Video

Triplet vs Doublet Therapy for mCSPC

Transcript:

Dan George, MD: What’s the rationale for the triplet, Chris? Do we have any data on this so far from the studies that have been completed?

Christopher Sweeney, MBBS: When we wrote the ENZAMET study, the ANZUP [Australia and New Zealand Urogenital and Prostate Cancer Trials Group] team had a global collaboration between UK, Ireland, Canada, Australia, New Zealand, and the Commonwealth of Massachusetts with Dana-Farber Cancer Institute. We actually wrote ENZAMET in 2013 before we had the results of the addition of docetaxel à la CHAARTED.

We then rapidly amended it, and we said that our standard of care is for anyone who’s either hormone plus docetaxel, or hormone—testosterone suppression alone—depending on who you are and your physician-patient decision.

We didn’t want to prevent that. It was going to rapidly become the question, “Should we be triplet versus doublet?” We actually did a stratification, and it turns out we have about 50% of the 1100 patients, so a reasonable robust data set. A number of issues came up yesterday in the poster discussion, and I get to address that again here, which it’s important.

People say, “Well, what we saw was that there was an increase in time to clinical progression, which was pronounced. But with 3 years of follow-up at the interim analysis, we actually don’t see an OS [overall survival] benefit yet. It doesn’t seem like we’ve impacted what Chuck is going after with his study. But we need to see long-term follow-up to see if we see an OS benefit.

At this stage, there is an increased toxicity with the triplet versus doing it sequentially. Most notably, it’s an increase in fatigue and neuropathy. Somehow the potent AR [androgen receptor] inhibition is making the chemotoxicity worse, and we know this in CNS [central nervous system] penetration, something is going on there that we’ve been able to find out when we looked at the analysis, the toxicity profile.

We just presented the quality of life data, and we actually see the enzalutamide monotherapy with the enzalutamide with testosterone, without docetaxel, as having the same impact on deterioration-free survival similar to some adverse effects early. But you delay the clinical progression and the cancer symptoms when you do the confidence end point of deterioration-free survival. It looks very similar to what we see with apalutamide.

We seem to have more toxicity because of the docetaxel component. We see the fatigue in the quality-of-life domain on the deterioration-free survival—it’s overlapping between the 2. No. 1, when you look at the data sets between apalutamide and enzalutamide, that has to be taken into account.

No. 2, some people say that there’s no improvement in overall survival because there’s a drug interaction between docetaxel and enzalutamide. I’m going to address this because it’s come up a number of times.

The 2 studies were combined, and they show a 10% increase in clearance of docetaxel by enzalutamide.

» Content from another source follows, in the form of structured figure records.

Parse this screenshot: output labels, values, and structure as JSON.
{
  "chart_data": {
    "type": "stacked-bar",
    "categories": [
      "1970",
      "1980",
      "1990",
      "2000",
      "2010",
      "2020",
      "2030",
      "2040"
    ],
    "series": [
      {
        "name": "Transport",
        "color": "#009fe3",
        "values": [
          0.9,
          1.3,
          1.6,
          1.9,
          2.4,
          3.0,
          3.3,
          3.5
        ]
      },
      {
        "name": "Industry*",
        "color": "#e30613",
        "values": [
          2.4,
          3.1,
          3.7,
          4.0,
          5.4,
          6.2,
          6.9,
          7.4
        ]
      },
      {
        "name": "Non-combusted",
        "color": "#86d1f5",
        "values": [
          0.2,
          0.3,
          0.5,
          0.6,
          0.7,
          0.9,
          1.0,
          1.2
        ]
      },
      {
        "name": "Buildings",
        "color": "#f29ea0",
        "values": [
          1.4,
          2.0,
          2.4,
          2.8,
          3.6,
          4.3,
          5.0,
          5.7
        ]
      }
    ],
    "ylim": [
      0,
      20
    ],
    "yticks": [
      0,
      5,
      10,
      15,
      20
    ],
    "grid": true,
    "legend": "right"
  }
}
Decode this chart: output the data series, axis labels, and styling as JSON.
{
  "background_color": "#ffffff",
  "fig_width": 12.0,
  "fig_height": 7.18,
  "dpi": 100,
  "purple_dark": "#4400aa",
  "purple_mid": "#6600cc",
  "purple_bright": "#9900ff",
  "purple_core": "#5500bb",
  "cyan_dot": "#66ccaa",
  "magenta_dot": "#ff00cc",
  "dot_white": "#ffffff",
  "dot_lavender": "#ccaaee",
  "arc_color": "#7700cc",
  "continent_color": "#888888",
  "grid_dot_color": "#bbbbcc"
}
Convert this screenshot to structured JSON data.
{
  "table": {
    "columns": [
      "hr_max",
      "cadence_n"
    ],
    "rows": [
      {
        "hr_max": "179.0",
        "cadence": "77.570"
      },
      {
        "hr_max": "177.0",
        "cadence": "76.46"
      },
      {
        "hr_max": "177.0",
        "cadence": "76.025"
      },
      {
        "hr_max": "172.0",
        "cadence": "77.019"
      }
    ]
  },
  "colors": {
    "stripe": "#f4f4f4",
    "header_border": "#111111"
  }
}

That’s deemed clinically insignificant given the wide individual variability.

Then we go on and look at the data set, and we see no decrease in neutropenic fever. If we did, it would suggest you had decreased exposure to docetaxel, and in fact they increased toxicity. We do see a treatment benefit with the triplet with a major improvement in clinical progression-free survival. But right now, I suspect, if we don’t see an increase in overall survival, it’s because doublet followed by ENZA [enzalutamide] is as good as the triplet all along. If, however, we do see a survival benefit of 5 years or 6 years, something happened here to augment the responsiveness to the second-line therapies. If we don’t see a survival benefit, it’s just that after you progressed on DOCE [docetaxel] and ENZA, radium and cabazitaxel don’t seem to have that much effect to be determined agnostic. I don’t know the answer here. But at this stage, in 2019, I cannot advocate the triplet.

Dan George, MD: It really gets to what other secondary exposures, we just don’t know yet. But to Chuck’s point, if this were changing the survival of these patients destined to die in the first couple years, we might have seen some...

Christopher Sweeney, MBBS: I think so.

Dan George, MD: We haven’t. I think it leaves open the door that there may need to be other targets.

Charles Ryan, MD: You can add to the scenario where we can push out the PFS [progression-free survival] and the OS of the patients who are already benefiting from enzalutamide or docetaxel in this setting. That’s good work to do, right? We should do that.

Dan George, MD: Yes.

Charles Ryan, MD: But what’s happening is there is a biological fork in the road. Some people go down this fork of nonhormone sensitivity, and they’re the 22% who are dead within 2 years after starting ADT [androgen deprivation therapy] plus abiraterone or docetaxel. About 33% are dead within 3 years. There’s some biological switch, and what we hope to do is interrogate that. I look forward to the results from CHAARTED to see what molecular events are occurring and how we might be able to integrate that into the addition of what we’ll just call a more aggressive therapeutic approach.